Wherein, in Chemical Formula 3, each of R ₆ and R ₇ is independently a direct bond, hydrogen or a C1-5 alkyl group, and X is a direct bond, -O- or -S-. The photo-curable and thermally curable copolymer as described in the first item of the patent application, wherein the alkenyl-containing organic functional group includes a (meth)acryloyl group or a (meth)acryloyloxy group.
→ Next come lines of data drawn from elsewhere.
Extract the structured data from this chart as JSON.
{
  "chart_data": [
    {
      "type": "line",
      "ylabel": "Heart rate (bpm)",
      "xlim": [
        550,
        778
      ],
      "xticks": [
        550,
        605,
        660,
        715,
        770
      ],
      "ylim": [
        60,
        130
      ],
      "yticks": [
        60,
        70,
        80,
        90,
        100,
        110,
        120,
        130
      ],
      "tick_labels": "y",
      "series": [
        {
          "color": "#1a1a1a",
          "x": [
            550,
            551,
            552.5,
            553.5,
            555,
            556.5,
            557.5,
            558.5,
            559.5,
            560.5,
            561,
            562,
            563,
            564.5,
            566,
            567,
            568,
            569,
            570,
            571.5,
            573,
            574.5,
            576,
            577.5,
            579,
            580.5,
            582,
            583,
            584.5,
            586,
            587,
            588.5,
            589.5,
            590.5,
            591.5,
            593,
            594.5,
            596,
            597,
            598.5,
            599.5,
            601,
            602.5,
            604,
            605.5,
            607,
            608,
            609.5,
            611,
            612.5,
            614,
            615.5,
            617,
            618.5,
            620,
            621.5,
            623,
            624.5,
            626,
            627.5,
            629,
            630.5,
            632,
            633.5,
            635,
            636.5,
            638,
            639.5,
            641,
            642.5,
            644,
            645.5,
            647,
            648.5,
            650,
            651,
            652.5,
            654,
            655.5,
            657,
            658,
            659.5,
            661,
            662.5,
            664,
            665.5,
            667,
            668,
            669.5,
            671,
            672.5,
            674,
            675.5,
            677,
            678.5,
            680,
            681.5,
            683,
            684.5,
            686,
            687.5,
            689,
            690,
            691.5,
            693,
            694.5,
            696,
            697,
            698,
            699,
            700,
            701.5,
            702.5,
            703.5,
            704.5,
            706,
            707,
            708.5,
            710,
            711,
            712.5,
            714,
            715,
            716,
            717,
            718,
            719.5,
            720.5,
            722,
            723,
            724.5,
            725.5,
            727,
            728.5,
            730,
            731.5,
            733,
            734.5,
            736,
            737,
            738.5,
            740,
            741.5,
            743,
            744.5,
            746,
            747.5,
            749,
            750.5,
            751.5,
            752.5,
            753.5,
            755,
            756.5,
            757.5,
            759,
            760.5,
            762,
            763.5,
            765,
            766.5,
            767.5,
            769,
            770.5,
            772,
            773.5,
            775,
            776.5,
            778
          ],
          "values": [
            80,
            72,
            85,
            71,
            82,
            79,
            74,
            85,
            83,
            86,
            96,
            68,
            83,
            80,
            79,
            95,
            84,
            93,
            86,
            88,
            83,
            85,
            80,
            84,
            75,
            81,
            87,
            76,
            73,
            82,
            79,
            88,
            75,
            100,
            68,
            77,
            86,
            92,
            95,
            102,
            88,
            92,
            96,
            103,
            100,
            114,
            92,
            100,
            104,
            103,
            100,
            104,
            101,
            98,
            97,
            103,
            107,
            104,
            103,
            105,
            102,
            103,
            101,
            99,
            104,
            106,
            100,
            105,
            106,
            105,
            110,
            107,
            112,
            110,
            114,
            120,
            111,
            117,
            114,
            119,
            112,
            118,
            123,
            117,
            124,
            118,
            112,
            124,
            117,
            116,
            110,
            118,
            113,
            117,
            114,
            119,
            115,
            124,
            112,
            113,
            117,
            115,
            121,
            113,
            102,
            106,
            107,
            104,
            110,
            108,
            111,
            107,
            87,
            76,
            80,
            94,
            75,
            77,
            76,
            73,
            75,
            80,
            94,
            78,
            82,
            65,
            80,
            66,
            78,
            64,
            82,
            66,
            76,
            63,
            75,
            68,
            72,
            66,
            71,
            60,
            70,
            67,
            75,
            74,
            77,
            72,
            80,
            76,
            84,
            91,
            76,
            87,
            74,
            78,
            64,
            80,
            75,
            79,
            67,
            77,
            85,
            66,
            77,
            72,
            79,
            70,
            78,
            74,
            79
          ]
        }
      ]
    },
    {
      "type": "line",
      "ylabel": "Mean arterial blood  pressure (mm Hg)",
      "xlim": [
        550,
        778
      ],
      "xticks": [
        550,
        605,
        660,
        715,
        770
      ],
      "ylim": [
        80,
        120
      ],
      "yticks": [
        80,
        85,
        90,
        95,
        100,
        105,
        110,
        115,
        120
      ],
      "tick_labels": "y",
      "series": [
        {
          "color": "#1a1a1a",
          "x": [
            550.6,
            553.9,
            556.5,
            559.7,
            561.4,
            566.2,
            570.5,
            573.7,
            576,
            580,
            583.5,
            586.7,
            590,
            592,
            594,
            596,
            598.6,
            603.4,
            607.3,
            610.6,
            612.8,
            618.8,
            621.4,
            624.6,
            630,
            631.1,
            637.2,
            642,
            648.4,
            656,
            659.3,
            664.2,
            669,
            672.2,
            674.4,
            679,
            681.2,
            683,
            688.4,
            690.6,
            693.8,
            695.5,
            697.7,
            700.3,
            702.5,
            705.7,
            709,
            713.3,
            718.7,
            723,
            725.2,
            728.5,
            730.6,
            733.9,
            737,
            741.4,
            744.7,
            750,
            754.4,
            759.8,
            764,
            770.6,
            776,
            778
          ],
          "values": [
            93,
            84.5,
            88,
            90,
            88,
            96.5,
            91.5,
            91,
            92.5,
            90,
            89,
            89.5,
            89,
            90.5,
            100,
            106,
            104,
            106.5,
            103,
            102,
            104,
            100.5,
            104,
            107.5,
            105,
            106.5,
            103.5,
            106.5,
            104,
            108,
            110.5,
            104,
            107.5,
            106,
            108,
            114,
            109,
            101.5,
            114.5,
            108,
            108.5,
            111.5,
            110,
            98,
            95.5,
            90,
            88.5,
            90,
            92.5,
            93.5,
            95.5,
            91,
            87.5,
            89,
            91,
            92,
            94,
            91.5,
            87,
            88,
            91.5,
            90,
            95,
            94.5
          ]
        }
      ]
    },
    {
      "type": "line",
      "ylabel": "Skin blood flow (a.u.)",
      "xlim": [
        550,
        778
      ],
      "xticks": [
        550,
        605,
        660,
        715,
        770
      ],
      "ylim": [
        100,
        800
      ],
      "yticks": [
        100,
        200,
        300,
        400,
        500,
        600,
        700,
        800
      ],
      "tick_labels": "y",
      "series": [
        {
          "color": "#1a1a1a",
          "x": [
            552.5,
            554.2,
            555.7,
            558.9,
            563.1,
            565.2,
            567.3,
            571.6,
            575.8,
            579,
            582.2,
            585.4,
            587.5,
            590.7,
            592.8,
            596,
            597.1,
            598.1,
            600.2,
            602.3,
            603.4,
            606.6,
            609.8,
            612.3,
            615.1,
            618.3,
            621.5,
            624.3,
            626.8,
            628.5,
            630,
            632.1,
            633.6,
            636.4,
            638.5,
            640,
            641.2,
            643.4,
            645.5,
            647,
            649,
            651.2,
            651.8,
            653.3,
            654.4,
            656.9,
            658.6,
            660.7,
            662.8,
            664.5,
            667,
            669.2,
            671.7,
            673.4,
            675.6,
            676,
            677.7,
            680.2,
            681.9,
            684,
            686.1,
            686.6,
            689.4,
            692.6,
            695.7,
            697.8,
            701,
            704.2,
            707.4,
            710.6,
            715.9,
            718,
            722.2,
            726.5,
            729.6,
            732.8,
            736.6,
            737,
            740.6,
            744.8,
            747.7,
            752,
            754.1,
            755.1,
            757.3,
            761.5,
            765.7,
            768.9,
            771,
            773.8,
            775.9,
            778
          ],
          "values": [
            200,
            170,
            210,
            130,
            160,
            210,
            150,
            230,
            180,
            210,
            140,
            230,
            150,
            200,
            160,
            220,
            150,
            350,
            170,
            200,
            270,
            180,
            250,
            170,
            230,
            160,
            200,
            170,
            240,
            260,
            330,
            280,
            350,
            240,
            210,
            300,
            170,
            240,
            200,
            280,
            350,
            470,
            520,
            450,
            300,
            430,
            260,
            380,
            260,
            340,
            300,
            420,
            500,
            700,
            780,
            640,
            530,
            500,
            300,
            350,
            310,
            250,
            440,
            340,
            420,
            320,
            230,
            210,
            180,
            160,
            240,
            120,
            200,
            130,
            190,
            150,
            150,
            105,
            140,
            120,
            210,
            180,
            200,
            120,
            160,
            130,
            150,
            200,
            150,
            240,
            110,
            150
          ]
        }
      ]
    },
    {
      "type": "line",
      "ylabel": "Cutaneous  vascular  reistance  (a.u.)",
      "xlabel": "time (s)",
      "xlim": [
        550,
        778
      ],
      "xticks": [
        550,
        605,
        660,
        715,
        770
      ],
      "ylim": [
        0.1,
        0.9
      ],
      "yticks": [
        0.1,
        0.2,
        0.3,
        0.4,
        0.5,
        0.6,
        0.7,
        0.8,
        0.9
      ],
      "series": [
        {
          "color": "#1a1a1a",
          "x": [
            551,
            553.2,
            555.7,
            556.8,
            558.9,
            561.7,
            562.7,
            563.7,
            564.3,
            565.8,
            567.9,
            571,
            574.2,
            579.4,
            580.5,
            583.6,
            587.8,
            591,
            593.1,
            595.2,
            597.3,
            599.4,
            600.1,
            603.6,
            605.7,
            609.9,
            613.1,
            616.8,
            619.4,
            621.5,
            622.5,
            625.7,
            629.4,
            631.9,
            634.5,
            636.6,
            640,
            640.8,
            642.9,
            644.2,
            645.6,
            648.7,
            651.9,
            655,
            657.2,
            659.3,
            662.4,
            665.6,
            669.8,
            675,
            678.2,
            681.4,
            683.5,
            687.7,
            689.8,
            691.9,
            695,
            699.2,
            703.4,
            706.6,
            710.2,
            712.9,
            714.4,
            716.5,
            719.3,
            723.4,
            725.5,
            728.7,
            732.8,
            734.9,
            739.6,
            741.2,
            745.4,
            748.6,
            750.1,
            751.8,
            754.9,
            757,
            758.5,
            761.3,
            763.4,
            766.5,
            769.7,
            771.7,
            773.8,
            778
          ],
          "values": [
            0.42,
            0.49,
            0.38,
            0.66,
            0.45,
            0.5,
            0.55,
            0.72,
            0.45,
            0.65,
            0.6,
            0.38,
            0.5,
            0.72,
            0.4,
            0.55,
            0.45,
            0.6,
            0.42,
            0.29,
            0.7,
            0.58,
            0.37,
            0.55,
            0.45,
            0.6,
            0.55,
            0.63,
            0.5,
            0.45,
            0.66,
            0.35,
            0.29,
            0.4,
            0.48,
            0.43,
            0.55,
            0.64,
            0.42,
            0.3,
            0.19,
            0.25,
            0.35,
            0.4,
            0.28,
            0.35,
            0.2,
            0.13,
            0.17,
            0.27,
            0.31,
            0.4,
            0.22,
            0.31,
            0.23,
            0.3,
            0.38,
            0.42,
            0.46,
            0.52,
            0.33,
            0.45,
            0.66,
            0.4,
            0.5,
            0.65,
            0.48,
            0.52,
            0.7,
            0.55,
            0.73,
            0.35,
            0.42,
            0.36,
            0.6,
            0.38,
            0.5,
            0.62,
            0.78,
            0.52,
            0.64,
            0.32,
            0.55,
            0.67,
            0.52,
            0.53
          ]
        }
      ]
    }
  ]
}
The photo-curable and thermally curable copolymer as described in item 1 of the scope of the patent application further includes one or more types of repeating units selected from the group consisting of: the third represented by the following chemical formula 6 (Meth)acrylate repeating unit; maleimide repeating unit represented by the following Chemical Formula 7; and vinyl repeating unit represented by the following Chemical Formula 8:

Wherein, in Chemical Formula 6 to Chemical Formula 8, each of R ₁₆ to R ₂₆ is independently hydrogen; deuterium; halo; C1-20 alkyl; C1-20 alkoxy; C6-30 monocyclic or polycyclic Cyclic aryl group; C2-20 alkenyl group; or C3-30 monocyclic or polycyclic cycloalkyl group, and L ₄ is a direct bond, C1-20 alkylene group or C1-20 oxyalkylene group. A photosensitive resin composition comprising: the photo-curable and heat-curable copolymer as described in item 1 of the scope of the patent application; a photo-polymerizable monomer having two or more than two photo-curable unsaturated functions Base; and Light initiator. The photosensitive resin composition according to claim 6, wherein the photopolymerizable monomer includes an acrylic compound having two or more photocurable unsaturated functional groups. The photosensitive resin composition described in item 6 of the scope of patent application further includes pigments. A method for preparing a photosensitive resin film, comprising the following steps: 1) coating the photosensitive resin composition as described in item 6 of the scope of patent application on a substrate to form a coating film; 2) drying the coating film 3) irradiating light to the dried coating film for photocuring; and 4) thermally curing the photocured coating film at 50°C to 250°C. A photosensitive resin film, comprising: the photo-curable and thermally curable copolymer as described in item 1 of the scope of the patent application; and a cured product of a photo-polymerizable monomer, the photo-polymerizable monomer having two or More than two light-curable unsaturated functional groups. A color filter includes the photosensitive resin film as described in item 10 of the scope of patent application.